Três a quatro vezes por semana, Nina Gruntkowski percorre as fileiras de camélias em Fornelo, Vila do Conde, com a felicidade de uma criança no meio da Natureza. Há uma década, nem a ex-jornalista alemã nem o marido, o enólogo e produtor de vinhos Dirk Niepoort, imaginariam vir a ter a única plantação de chá da Europa continental, embora há muito acalentassem esse sonho. Tudo começou em 2011 quando, durante uma entrevista no Sul da Suíça, “a um senhor que escreveu um livro sobre chá verde e tem uma pequena plantação”, Nina ficou a saber que a planta do chá era, afinal, a Camellia sinensis. “Quase estraguei a entrevista [para uma rádio alemã] com a excitação, porque me lembrei de que aqui em Portugal, no Minho e no Litoral, vivemos na terra das camélias”, conta. O entrevistado ofereceu-lhe um pé de camélia que Nina plantou no jardim da sua casa, assim que regressou ao Porto. “Ficou no canto mais frio durante o inverno, e não fizemos mais nada.
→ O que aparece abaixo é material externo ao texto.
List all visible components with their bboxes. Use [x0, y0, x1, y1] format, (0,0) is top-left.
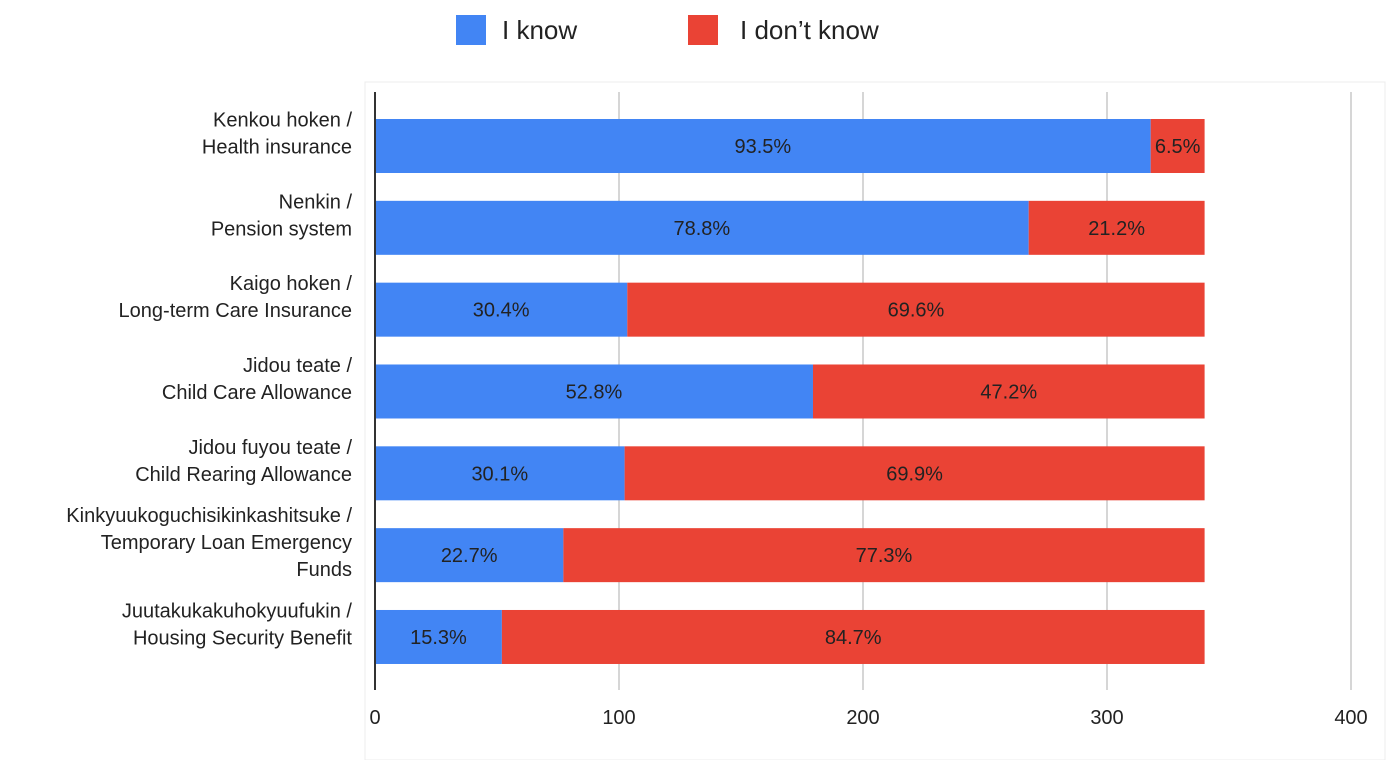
x-axis-ticks: 0 100 200 300 400 [369, 707, 1367, 729]
category-label-line: Kinkyuukoguchisikinkashitsuke / [66, 505, 352, 527]
category-label-3: Jidou teate / Child Care Allowance [162, 355, 353, 404]
x-tick-400: 400 [1334, 707, 1367, 729]
bar-2-1 [627, 282, 1205, 337]
data-label-3-1: 47.2% [980, 381, 1037, 403]
data-label-5-1: 77.3% [856, 545, 913, 567]
bar-5-1 [563, 528, 1205, 583]
data-label-1-0: 78.8% [673, 218, 730, 240]
bar-2-0 [375, 282, 628, 337]
category-label-1: Nenkin / Pension system [211, 191, 353, 240]
bar-3-0 [375, 364, 813, 419]
data-label-6-1: 84.7% [825, 627, 882, 649]
bar-0-0 [375, 119, 1151, 173]
bar-3-1 [812, 364, 1205, 419]
bars: 93.5% 6.5% 78.8% 21.2% 30.4% 69.6% 52.8% 47.2% 3… [375, 119, 1205, 664]
bar-6-1 [501, 609, 1205, 664]
data-label-0-0: 93.5% [734, 136, 791, 158]
data-label-6-0: 15.3% [410, 627, 467, 649]
bar-4-0 [375, 446, 625, 501]
x-tick-300: 300 [1090, 707, 1123, 729]
category-label-line: Kaigo hoken / [230, 273, 353, 295]
bar-1-1 [1028, 200, 1205, 255]
category-label-0: Kenkou hoken / Health insurance [202, 110, 353, 159]
bar-5-0 [375, 528, 564, 583]
category-label-6: Juutakukakuhokyuufukin / Housing Security… [122, 600, 353, 649]
data-label-4-1: 69.9% [886, 463, 943, 485]
data-label-4-0: 30.1% [471, 463, 528, 485]
category-label-line: Child Care Allowance [162, 382, 352, 404]
data-label-2-1: 69.6% [888, 300, 945, 322]
x-tick-0: 0 [369, 707, 380, 729]
legend-label-1: I don’t know [740, 15, 879, 45]
bar-4-1 [624, 446, 1205, 501]
category-label-2: Kaigo hoken / Long-term Care Insurance [119, 273, 353, 322]
category-label-line: Pension system [211, 218, 352, 240]
category-label-line: Health insurance [202, 137, 352, 159]
category-label-5: Kinkyuukoguchisikinkashitsuke / Temporary… [66, 505, 352, 581]
legend-label-0: I know [502, 15, 577, 45]
x-tick-200: 200 [846, 707, 879, 729]
bar-0-1 [1150, 119, 1205, 173]
data-label-5-0: 22.7% [441, 545, 498, 567]
legend-swatch-1 [688, 15, 718, 45]
category-labels: Kenkou hoken / Health insurance Nenkin / Pe… [66, 110, 352, 650]
bar-1-0 [375, 200, 1029, 255]
data-label-0-1: 6.5% [1155, 136, 1201, 158]
category-label-line: Juutakukakuhokyuufukin / [122, 600, 353, 622]
plot-area-border [364, 81, 1386, 760]
data-label-1-1: 21.2% [1088, 218, 1145, 240]
data-label-2-0: 30.4% [473, 300, 530, 322]
category-label-line: Jidou teate / [243, 355, 352, 377]
category-label-line: Funds [296, 559, 352, 581]
legend-swatch-0 [456, 15, 486, 45]
category-label-line: Kenkou hoken / [213, 110, 352, 132]
category-label-line: Child Rearing Allowance [135, 464, 352, 486]
category-label-line: Housing Security Benefit [133, 627, 352, 649]
legend: I know I don’t know [456, 15, 879, 45]
category-label-4: Jidou fuyou teate / Child Rearing Allowan… [135, 437, 352, 486]
category-label-line: Long-term Care Insurance [119, 300, 352, 322]
data-label-3-0: 52.8% [566, 381, 623, 403]
bar-6-0 [375, 609, 502, 664]
category-label-line: Jidou fuyou teate / [189, 437, 353, 459]
x-tick-100: 100 [602, 707, 635, 729]
category-label-line: Nenkin / [279, 191, 353, 213]
category-label-line: Temporary Loan Emergency [101, 532, 352, 554]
Na primavera rebentou, feliz e bonita [Risos]. Pensámos logo que eram os primeiros passos para o nosso sonho.” No ano seguinte, plantaram mais 200 pés no jardim e iniciaram uma parceria com a família japonesa Haruyo e Shigeru Morimoto, donos de uma plantação junto à cidade de Miyazaki, com os quais aprenderam as técnicas de cultivo e colheita e cujo chá verde começaram a comercializar com a marca Chá Camélia.
Os últimos seis anos foram passados a plantar 12 mil pés de Camellia sinensis num terreno de dois hectares que, explica Nina, tem características muito semelhantes às do Japão: “Uma terra ácida é importante por causa do granito, muita humidade e temperaturas nunca abaixo de zero pela proximidade ao mar.” Após vários testes, em 2020 fizeram-se, finalmente, as primeiras colheitas manuais, folha a folha, de chá verde biológico: o Nosso Chá (na primavera), o Luso Chá (nos primeiros meses de verão), o Florchá, com as flores comestíveis da planta logo que começa a florir no início do inverno, garantindo uma bebida “bonita, delicada, com os mesmos benefícios do chá verde mas sem cafeína”; e ainda o premium Kintsugi, uma edição limitada da colheita das primeiras folhas.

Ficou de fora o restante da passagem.